Jacoby & Meyers had argued that Rule 5.4 prevented it from entertaining the 'numerous offers' it had received from prospective non-lawyer investors.

District judge Lewis Kaplan said the firm had not proved it had been harmed by the rule and threw out the lawsuit. Jacoby & Meyers, which has filed similar cases in New Jersey and Connecticut, is reported to be planning an appeal.

The case had drawn widespread attention as a test of the US's long-standing aversion to non-lawyer investment in law firms.

In his summary, Judge Kaplan said he was not commenting on the ethical issues surrounding non-lawyer ownership, instead focusing on Jacoby & Meyers' right to launch a challenge.
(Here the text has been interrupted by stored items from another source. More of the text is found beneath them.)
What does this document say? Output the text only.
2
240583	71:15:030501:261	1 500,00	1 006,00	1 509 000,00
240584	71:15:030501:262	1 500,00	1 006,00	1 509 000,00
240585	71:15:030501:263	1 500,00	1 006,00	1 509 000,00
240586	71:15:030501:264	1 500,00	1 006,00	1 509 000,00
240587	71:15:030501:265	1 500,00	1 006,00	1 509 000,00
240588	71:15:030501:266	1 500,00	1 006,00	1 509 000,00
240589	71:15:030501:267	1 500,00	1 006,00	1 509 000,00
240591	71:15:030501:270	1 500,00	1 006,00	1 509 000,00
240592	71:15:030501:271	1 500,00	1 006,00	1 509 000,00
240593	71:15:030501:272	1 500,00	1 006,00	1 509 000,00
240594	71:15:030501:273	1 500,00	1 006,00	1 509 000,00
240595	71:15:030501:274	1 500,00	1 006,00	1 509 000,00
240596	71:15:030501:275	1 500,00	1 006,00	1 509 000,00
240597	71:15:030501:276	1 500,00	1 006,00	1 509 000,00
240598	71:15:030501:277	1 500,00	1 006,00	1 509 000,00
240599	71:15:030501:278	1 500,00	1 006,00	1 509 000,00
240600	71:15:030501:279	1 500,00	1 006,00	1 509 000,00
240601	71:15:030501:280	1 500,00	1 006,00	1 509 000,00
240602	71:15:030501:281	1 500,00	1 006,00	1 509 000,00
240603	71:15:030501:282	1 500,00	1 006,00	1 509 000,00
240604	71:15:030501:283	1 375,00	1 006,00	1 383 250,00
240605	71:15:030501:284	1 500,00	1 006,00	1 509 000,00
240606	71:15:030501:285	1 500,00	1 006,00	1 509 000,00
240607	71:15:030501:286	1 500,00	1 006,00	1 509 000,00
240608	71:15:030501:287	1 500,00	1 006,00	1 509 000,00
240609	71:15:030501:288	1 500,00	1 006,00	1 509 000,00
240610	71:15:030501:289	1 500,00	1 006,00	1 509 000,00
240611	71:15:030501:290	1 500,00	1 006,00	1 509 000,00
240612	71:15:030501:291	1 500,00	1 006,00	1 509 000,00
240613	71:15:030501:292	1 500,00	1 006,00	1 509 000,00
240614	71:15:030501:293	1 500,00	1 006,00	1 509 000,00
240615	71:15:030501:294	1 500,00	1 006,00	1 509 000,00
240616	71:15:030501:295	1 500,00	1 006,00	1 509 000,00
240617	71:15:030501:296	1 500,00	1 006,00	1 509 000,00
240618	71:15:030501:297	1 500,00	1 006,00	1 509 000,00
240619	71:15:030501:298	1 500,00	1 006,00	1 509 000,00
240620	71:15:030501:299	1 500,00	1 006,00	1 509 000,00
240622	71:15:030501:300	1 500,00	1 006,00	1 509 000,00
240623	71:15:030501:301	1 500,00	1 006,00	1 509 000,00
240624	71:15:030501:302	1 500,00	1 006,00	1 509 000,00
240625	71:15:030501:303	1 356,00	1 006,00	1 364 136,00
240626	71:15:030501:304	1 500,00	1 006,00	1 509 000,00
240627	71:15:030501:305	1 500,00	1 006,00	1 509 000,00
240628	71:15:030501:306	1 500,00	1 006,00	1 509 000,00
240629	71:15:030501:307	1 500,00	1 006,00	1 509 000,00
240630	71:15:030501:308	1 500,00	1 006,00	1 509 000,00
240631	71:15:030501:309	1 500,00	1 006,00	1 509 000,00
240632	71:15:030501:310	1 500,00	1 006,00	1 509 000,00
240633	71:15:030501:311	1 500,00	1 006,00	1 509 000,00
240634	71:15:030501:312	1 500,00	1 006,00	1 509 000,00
He accepted that non-lawyer equity investment might broaden the availability and lower the cost of legal services but noted it could prove to be a 'dance with the devil' and have similar consequences to private investment banking partnerships going public.

The ruling is not likely to quell the issue of non-lawyer ownership in the US, with discussions continuing about potential changes to the law.

The topic of reform has been on the agenda in the US for some time, with the American Bar Association's Commission for Ethics 20/20 announcing last year it would assess the need for alternative business structure-style reforms and how they might be implemented.

Last month, the New York State Bar Association created a task force to study whether non-lawyers should be allowed to own interest in law firms.

The organisation maintains it is opposed to the concept but says that changes to the profession and growing globalisation mean the idea is worthy of 'serious consideration'.